Legal Blindness from Reduced Visual Acuity
In most nations, legal blindness is defined as having visual acuity less than 20/ 200. Yeah, I know this might not mean much to you 20/20 vision-ers.
To explain a little better, someone would need to be 20 feet away from an object, and wearing their corrective lenses, to see an object you could see from 200 feet away.
If the person can see better than 20/200 with their corrective lenses on, they would not be categorized as legally blind. Legal blindness has a wide spectrum and can seem muddy to those not on said spectrum.
Legal Blindness from Restricted Visual Field
But wait! There’s more! People who have clear vision, but have a restricted field of vision can be considered legally blind as well.
Right now, I want you to pause what you are doing. Look at this document. Then, without taking your eyes from this blog, identify three objects around you, using only your peripheral vision. On the spectrum of legal blindness is also the reduced/restricted field of vision, making looking at alternative objects beyond what holds your focus impossible.

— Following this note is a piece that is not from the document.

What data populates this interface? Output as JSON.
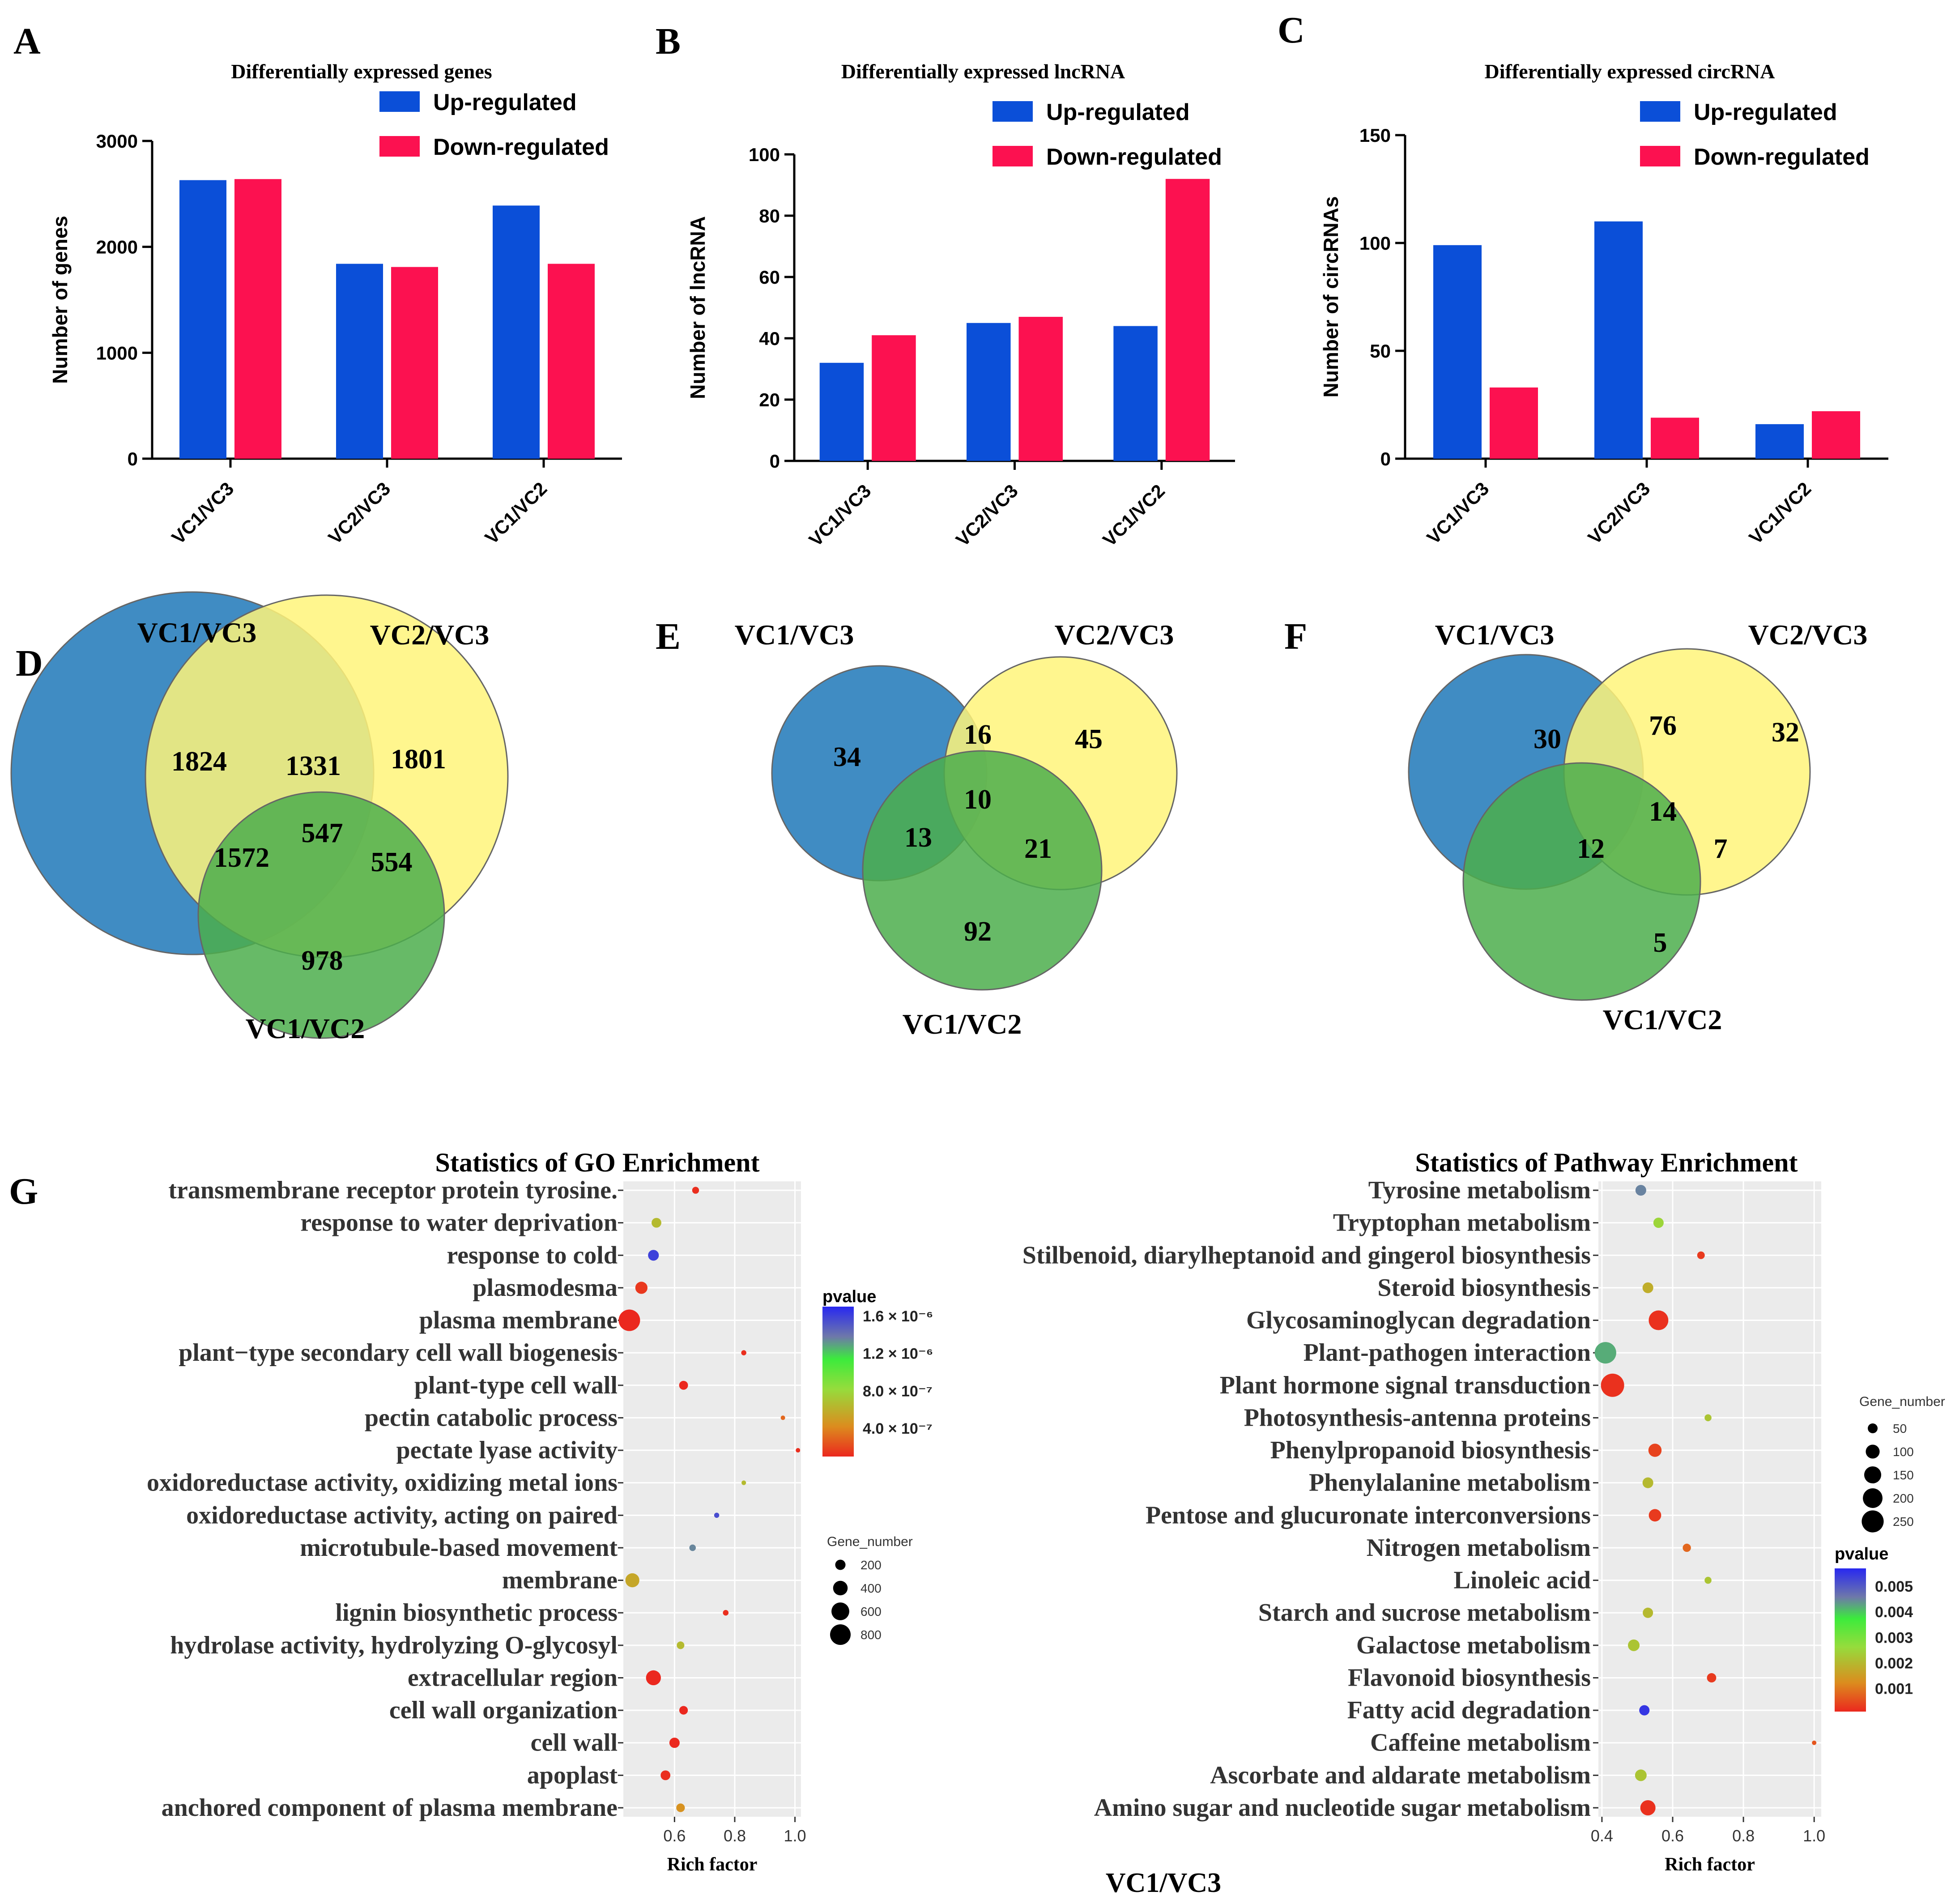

To clarify even further, when looking forward, you are able to see only what is directly in your line of sight. Unlike those with normal vision, it is impossible to simultaneously see what is on either side of a person with this form of legal blindness. If you were to look up, you would have an inability to see what is below you, even to the slightest degree.
Having this type of legal blindness can make tasks like driving a car and crossing a street extremely difficult and incredibly dangerous.
Who Decided on 20/200?
Who decided what the parameters are for the spectrum labelled “legal blindness?’ What might come as a surprise to you is the standard for legal blindness is not dictated by doctors but by the government. Uncle Sam has decided that this is a good scale to determine safety precautions needing to be taken and amount of government aid to be given to those who are tested and identified as legally blind.

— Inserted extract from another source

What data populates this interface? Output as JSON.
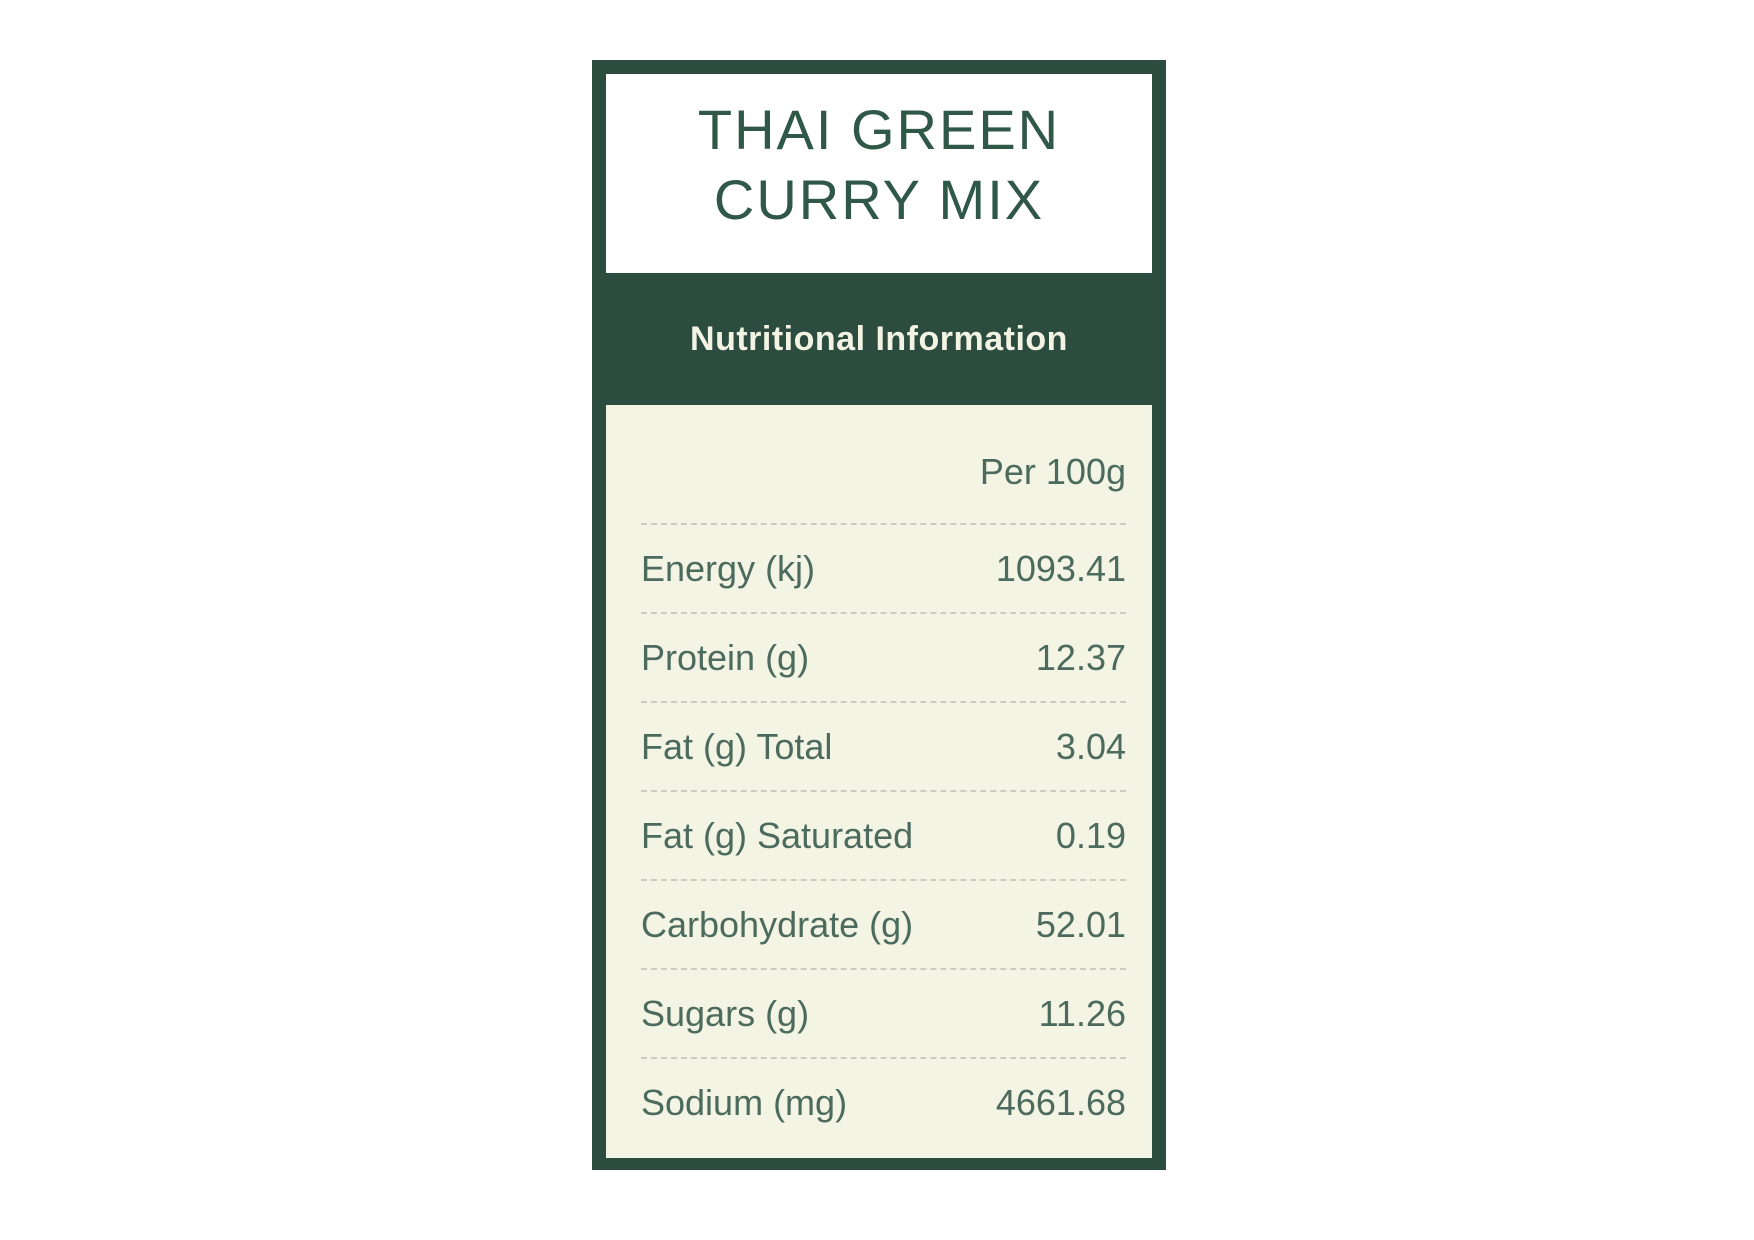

What Causes Legal Blindness?
Not all people are born legally blind, and it is not uncommon for people to face legal blindness later in life. Some reasons can stem from underlying issues that were left undiagnosed. Others can be chalked up to the process of aging.
The leading causes of legal blindness in the United States are macular degeneration, glaucoma, diabetic retinopathy, and cataracts.

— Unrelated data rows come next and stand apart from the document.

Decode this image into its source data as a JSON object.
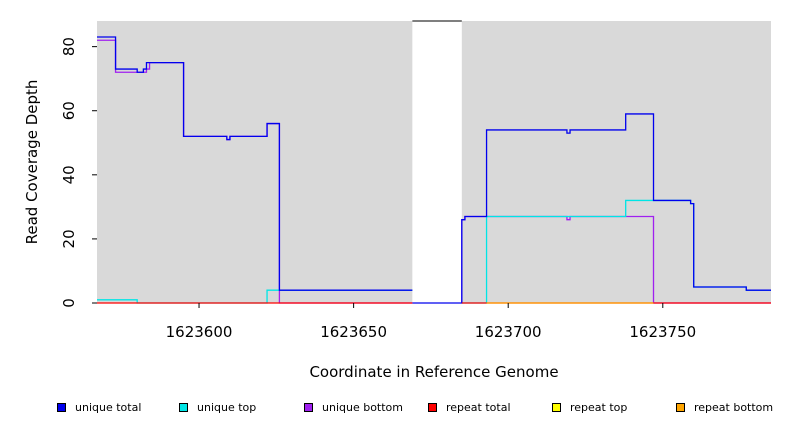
{
  "chart_data": {
    "type": "line",
    "title": "",
    "xlabel": "Coordinate in Reference Genome",
    "ylabel": "Read Coverage Depth",
    "xlim": [
      1623567,
      1623785
    ],
    "ylim": [
      0,
      88
    ],
    "x_ticks": [
      1623600,
      1623650,
      1623700,
      1623750
    ],
    "x_tick_labels": [
      "1623600",
      "1623650",
      "1623700",
      "1623750"
    ],
    "y_ticks": [
      0,
      20,
      40,
      60,
      80
    ],
    "y_tick_labels": [
      "0",
      "20",
      "40",
      "60",
      "80"
    ],
    "grid": false,
    "background": "#d9d9d9",
    "gap": {
      "from": 1623669,
      "to": 1623685
    },
    "legend_position": "bottom",
    "series": [
      {
        "name": "unique bottom",
        "color": "#a020f0",
        "points": [
          [
            1623567,
            82
          ],
          [
            1623573,
            82
          ],
          [
            1623573,
            72
          ],
          [
            1623581,
            72
          ],
          [
            1623581,
            72
          ],
          [
            1623583,
            72
          ],
          [
            1623583,
            73
          ],
          [
            1623584,
            73
          ],
          [
            1623584,
            75
          ],
          [
            1623595,
            75
          ],
          [
            1623595,
            52
          ],
          [
            1623609,
            52
          ],
          [
            1623609,
            51
          ],
          [
            1623610,
            51
          ],
          [
            1623610,
            52
          ],
          [
            1623622,
            52
          ],
          [
            1623622,
            56
          ],
          [
            1623626,
            56
          ],
          [
            1623626,
            0
          ],
          [
            1623669,
            0
          ]
        ]
      },
      {
        "name": "unique bottom",
        "color": "#a020f0",
        "points": [
          [
            1623685,
            0
          ],
          [
            1623685,
            26
          ],
          [
            1623686,
            26
          ],
          [
            1623686,
            27
          ],
          [
            1623719,
            27
          ],
          [
            1623719,
            26
          ],
          [
            1623720,
            26
          ],
          [
            1623720,
            27
          ],
          [
            1623747,
            27
          ],
          [
            1623747,
            0
          ],
          [
            1623785,
            0
          ]
        ]
      },
      {
        "name": "unique top",
        "color": "#00e5e5",
        "points": [
          [
            1623567,
            1
          ],
          [
            1623580,
            1
          ],
          [
            1623580,
            0
          ],
          [
            1623622,
            0
          ],
          [
            1623622,
            4
          ],
          [
            1623626,
            4
          ],
          [
            1623669,
            4
          ]
        ]
      },
      {
        "name": "unique top",
        "color": "#00e5e5",
        "points": [
          [
            1623685,
            0
          ],
          [
            1623693,
            0
          ],
          [
            1623693,
            27
          ],
          [
            1623738,
            27
          ],
          [
            1623738,
            32
          ],
          [
            1623759,
            32
          ],
          [
            1623759,
            31
          ],
          [
            1623760,
            31
          ],
          [
            1623760,
            5
          ],
          [
            1623777,
            5
          ],
          [
            1623777,
            4
          ],
          [
            1623785,
            4
          ]
        ]
      },
      {
        "name": "unique total",
        "color": "#0000ee",
        "points": [
          [
            1623567,
            83
          ],
          [
            1623573,
            83
          ],
          [
            1623573,
            73
          ],
          [
            1623580,
            73
          ],
          [
            1623580,
            72
          ],
          [
            1623582,
            72
          ],
          [
            1623582,
            73
          ],
          [
            1623583,
            73
          ],
          [
            1623583,
            75
          ],
          [
            1623595,
            75
          ],
          [
            1623595,
            52
          ],
          [
            1623609,
            52
          ],
          [
            1623609,
            51
          ],
          [
            1623610,
            51
          ],
          [
            1623610,
            52
          ],
          [
            1623622,
            52
          ],
          [
            1623622,
            56
          ],
          [
            1623626,
            56
          ],
          [
            1623626,
            4
          ],
          [
            1623669,
            4
          ]
        ]
      },
      {
        "name": "unique total",
        "color": "#0000ee",
        "points": [
          [
            1623669,
            0
          ],
          [
            1623685,
            0
          ],
          [
            1623685,
            26
          ],
          [
            1623686,
            26
          ],
          [
            1623686,
            27
          ],
          [
            1623693,
            27
          ],
          [
            1623693,
            54
          ],
          [
            1623719,
            54
          ],
          [
            1623719,
            53
          ],
          [
            1623720,
            53
          ],
          [
            1623720,
            54
          ],
          [
            1623738,
            54
          ],
          [
            1623738,
            59
          ],
          [
            1623747,
            59
          ],
          [
            1623747,
            32
          ],
          [
            1623759,
            32
          ],
          [
            1623759,
            31
          ],
          [
            1623760,
            31
          ],
          [
            1623760,
            5
          ],
          [
            1623777,
            5
          ],
          [
            1623777,
            4
          ],
          [
            1623785,
            4
          ]
        ]
      },
      {
        "name": "repeat total",
        "color": "#ff0000",
        "points": [
          [
            1623567,
            0
          ],
          [
            1623669,
            0
          ]
        ]
      },
      {
        "name": "repeat total",
        "color": "#ff0000",
        "points": [
          [
            1623685,
            0
          ],
          [
            1623785,
            0
          ]
        ]
      },
      {
        "name": "repeat bottom",
        "color": "#ffa500",
        "points": [
          [
            1623693,
            0
          ],
          [
            1623747,
            0
          ]
        ]
      }
    ],
    "legend": [
      {
        "label": "unique total",
        "color": "#0000ee"
      },
      {
        "label": "unique top",
        "color": "#00e5e5"
      },
      {
        "label": "unique bottom",
        "color": "#a020f0"
      },
      {
        "label": "repeat total",
        "color": "#ff0000"
      },
      {
        "label": "repeat top",
        "color": "#ffff00"
      },
      {
        "label": "repeat bottom",
        "color": "#ffa500"
      }
    ]
  }
}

Even with those being the most prominent causes of deteriorating visual acuity, there are conditions like keratoconus, neuropathy, retinopathy, and so many more that can result in gradual loss of eyesight. To avoid scaring anyone, not everyone diagnosed with these will become legally blind. In saying this, the likelihood of becoming legally blind is much higher for those with any of these diagnoses.
What is Available for the Legally Blind?
The legally blind have so many options available to aid them in everyday life. No matter what stage a person is at with sight loss, there are options available to them. Accessibility to new technology and healthcare advances are absolutely life changing and bring about a newfound freedom.
Vision aiding technology is advancing faster than ever with apps, artificial intelligence glasses, and social media updates to help assimilate those that might have previously been left behind during the beginning stages.
Healthcare options are constantly becoming more advanced and bring hope of finding cures within our lifetime. Doctors and low vision specialists are able to provide insight to some of the latest updates in low vision care and therapy.